Por Maria Carolina Marcello e Leonardo Goy
BRASÍLIA (Reuters) - O presidente da Câmara dos Deputados, Eduardo Cunha (PMDB-RJ), foi denunciado ao Supremo Tribunal Federal (STF) nesta quinta-feira, tornando-se o primeiro político com foro privilegiado a ser acusado por envolvimento no escândalo de corrupção apurado pela operação Lava Jato.
Na denúncia, o procurador-geral da República, Rodrigo Janot, acusa Cunha de receber pelo menos 5 milhões de dólares em propina e pede sua condenação pelos crimes de corrupção passiva e lavagem de dinheiro.
Caso o STF aceite a denúncia do Ministério Público Federal em decisão colegiada, Cunha passará à condição de réu na Justiça. Após a entrega da denúncia ao STF, um grupo de deputados de 10 partidos pediu o afastamento de Cunha do comando da Casa.
"Estou absolutamente sereno e refuto com veemência todas as ilações constantes da peça do procurador-geral da República.
Sou inocente e com essa denúncia me sinto aliviado, já que agora o assunto passa para o Poder Judiciário", afirmou Cunha em nota divulgada após o envio da denúncia ao Supremo. Ele reiterou que não deixará o comando da Câmara.
O senador e ex-presidente da República Fernando Collor (PTB-AL) também foi denunciado pela MPF nesta quinta-feira. Ele foi alvo de investigação por suspeita de envolvimento na Lava Jato, mas como a denúncia foi feita em sigilo, não é possível saber quais acusações estão sendo feitas contra o senador.
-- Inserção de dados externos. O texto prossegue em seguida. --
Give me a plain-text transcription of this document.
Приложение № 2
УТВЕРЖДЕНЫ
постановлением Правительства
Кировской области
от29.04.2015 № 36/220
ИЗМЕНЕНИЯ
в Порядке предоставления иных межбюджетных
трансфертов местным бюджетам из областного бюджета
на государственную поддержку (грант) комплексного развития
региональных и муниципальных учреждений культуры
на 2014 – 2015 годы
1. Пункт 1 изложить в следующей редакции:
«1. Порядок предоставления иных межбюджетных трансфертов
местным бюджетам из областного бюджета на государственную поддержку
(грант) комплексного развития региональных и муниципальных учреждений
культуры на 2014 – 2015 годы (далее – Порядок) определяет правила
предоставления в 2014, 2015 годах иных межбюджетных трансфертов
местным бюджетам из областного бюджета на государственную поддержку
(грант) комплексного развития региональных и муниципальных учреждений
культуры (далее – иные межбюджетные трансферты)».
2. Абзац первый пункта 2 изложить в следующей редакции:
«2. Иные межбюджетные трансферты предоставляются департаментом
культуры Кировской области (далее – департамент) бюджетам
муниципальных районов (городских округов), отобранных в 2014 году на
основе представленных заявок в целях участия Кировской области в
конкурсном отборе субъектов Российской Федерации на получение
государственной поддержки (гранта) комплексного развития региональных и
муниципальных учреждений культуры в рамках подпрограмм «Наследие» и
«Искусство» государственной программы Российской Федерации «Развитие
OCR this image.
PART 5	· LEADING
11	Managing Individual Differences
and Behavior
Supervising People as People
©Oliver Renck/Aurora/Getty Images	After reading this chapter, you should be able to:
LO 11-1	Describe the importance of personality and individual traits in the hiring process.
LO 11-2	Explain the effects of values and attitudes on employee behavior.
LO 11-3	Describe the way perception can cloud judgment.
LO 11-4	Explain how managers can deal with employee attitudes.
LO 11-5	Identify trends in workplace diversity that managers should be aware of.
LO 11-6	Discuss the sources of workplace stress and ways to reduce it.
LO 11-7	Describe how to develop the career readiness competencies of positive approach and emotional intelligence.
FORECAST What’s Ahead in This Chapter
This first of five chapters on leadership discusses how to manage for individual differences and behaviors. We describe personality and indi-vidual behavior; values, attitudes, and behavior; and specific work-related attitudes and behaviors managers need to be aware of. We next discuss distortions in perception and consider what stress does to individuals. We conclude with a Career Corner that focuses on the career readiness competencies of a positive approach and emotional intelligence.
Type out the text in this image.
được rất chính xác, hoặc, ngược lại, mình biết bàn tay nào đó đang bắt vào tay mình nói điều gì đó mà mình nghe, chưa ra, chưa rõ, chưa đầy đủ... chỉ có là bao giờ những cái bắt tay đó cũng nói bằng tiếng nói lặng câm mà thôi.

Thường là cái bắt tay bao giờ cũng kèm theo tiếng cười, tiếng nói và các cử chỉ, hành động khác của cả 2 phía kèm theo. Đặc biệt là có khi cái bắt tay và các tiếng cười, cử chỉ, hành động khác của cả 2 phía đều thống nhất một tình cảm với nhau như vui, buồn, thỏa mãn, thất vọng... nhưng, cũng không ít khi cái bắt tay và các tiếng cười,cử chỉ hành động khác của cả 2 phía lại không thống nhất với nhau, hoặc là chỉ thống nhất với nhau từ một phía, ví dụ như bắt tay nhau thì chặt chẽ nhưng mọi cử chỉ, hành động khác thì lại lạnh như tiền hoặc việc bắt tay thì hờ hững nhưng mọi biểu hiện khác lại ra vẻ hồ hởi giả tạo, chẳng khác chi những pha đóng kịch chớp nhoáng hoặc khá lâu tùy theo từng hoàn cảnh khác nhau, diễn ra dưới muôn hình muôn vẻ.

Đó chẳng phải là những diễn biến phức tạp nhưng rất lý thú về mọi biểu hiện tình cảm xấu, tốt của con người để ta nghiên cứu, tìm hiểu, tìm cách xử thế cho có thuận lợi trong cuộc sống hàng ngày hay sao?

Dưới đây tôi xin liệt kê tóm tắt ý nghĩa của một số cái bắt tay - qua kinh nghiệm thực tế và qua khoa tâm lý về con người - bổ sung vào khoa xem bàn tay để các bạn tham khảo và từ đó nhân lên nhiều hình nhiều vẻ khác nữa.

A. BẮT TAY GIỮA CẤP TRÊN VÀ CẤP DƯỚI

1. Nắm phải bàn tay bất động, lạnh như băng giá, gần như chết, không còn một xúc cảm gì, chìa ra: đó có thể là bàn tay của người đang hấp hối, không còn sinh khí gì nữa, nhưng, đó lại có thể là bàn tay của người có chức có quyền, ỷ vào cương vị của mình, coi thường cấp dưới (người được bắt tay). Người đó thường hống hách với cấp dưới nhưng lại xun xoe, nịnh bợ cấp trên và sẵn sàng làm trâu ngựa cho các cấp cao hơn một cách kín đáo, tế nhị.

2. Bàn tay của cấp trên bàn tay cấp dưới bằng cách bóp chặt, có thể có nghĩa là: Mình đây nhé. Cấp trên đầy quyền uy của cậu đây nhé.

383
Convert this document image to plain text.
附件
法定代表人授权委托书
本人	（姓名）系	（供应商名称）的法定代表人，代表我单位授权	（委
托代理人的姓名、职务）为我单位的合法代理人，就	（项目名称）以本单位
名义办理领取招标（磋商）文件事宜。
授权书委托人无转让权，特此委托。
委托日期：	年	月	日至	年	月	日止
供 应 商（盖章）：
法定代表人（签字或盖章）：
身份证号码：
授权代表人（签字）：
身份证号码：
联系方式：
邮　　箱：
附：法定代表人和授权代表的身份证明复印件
Segundo informações veiculadas na imprensa, no entanto, o senador também está sendo acusado receber propina na Lava Jato.
Na denúncia contra Cunha, o procurador também acusa a ex-deputada federal Solange Almeida, atualmente prefeita de Rio Bonito (RJ) pelo PMDB, de corrupção passiva.
A denúncia contra Cunha e a ex-deputada pede o ressarcimento de 277,37 milhões de reais, equivalentes a 80 milhões de dólares --40 milhões de dólares que teriam sido desviados e outros 40 milhões de dólares a título de indenização para a Petrobras (SA:PETR4).
"Como eu já disse anteriormente, fui escolhido para ser investigado e, agora, ao que parece, estou também sendo escolhido para ser denunciado, e ainda, figurando como o primeiro da lista... Também é muito estranho não ter ainda nenhuma denúncia contra membro do PT ou do governo, detentor de foro privilegiado", disse o presidente da Câmara.
Em seu perfil no Facebook, Collor divulgou nota em que afirma que não teve direito de ser ouvido no processo. "Se tivesse havido respeito ao direito de o senador se pronunciar e ter vista dos autos, tudo poderia ter sido esclarecido", afirma.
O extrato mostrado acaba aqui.